Apple genres with highest average ratings:
Genre         | Total    | Average
--------------|----------|---------
Navigation    | 516542   | 86090
Reference     | 1348958  | 74942
Social        | 7584125  | 71548
Networking    | 7584125  | 71548
Music         | 3783551  | 57327
Weather       | 1463837  | 52280
Book          | 556619   | 39758
Food          | 866682   | 33334
Drink         | 866682   | 33334
Finance       | 1132846  | 31468

Google play categories with highest average installs:
Category            | Total       | Average
--------------------|-------------|---------
COMMUNICATION       | 11036906201 | 38456119
VIDEO_PLAYERS       | 3931731720  | 24727872
SOCIAL              | 5487861902  | 23253652
PHOTOGRAPHY         | 4656268815  | 17840110
PRODUCTIVITY        | 5791629314  | 16787331
GAME                | 13436869450 | 15588016
TRAVEL_AND_LOCAL    | 2894704086  | 13984078
ENTERTAINMENT       | 989460000   | 11640706
TOOLS               | 8101043474  | 10801391
NEWS_AN

Based on these average, there is no clear winner. Navigation, communication, and social media are top genres, but are skewed by apps like Google Maps and Instagram - it would be difficult to find an in to these markets.

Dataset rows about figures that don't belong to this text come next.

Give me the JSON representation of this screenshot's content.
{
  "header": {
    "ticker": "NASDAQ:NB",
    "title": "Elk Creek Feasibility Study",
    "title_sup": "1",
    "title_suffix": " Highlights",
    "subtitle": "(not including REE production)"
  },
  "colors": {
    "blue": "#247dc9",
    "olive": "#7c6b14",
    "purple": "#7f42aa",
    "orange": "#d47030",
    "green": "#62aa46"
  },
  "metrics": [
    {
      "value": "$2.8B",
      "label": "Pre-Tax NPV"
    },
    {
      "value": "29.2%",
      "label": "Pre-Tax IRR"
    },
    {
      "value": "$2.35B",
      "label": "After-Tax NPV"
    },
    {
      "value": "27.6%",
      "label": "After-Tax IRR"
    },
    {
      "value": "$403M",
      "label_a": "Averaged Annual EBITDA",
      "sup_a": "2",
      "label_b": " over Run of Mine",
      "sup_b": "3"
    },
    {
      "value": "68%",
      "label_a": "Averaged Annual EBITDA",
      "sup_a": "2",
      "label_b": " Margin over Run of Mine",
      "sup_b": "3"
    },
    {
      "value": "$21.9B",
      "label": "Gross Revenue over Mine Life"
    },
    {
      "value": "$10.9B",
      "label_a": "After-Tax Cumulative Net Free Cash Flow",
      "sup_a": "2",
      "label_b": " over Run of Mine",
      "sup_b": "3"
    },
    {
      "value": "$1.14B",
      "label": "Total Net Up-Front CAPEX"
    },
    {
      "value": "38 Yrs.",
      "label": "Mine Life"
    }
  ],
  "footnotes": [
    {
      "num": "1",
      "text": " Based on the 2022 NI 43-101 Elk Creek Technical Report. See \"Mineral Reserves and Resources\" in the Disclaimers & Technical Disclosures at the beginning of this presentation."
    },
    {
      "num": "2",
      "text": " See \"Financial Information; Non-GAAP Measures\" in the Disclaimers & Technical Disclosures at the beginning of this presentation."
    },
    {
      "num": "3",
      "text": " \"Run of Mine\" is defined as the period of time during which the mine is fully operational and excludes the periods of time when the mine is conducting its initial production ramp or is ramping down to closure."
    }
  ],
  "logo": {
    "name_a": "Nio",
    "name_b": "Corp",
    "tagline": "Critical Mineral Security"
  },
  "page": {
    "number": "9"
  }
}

Reference is primarily composed of existing books and guides. Creation of such an app would be relatively simple, and could gain a large number of users by its utility.

## Conclusions

The analysis of free apps indicates that while games are very popular, they do not have as many users on average. Social media apps are popular but subject to the network effect, making it very difficult to break into this market. A free ad-driven reference app appears to be a strong candidate for profitability in both the iOS and Android free English app markets. A potential app profile could be a reference app that generates revenue via both ads and features that give it utility beyond the source material.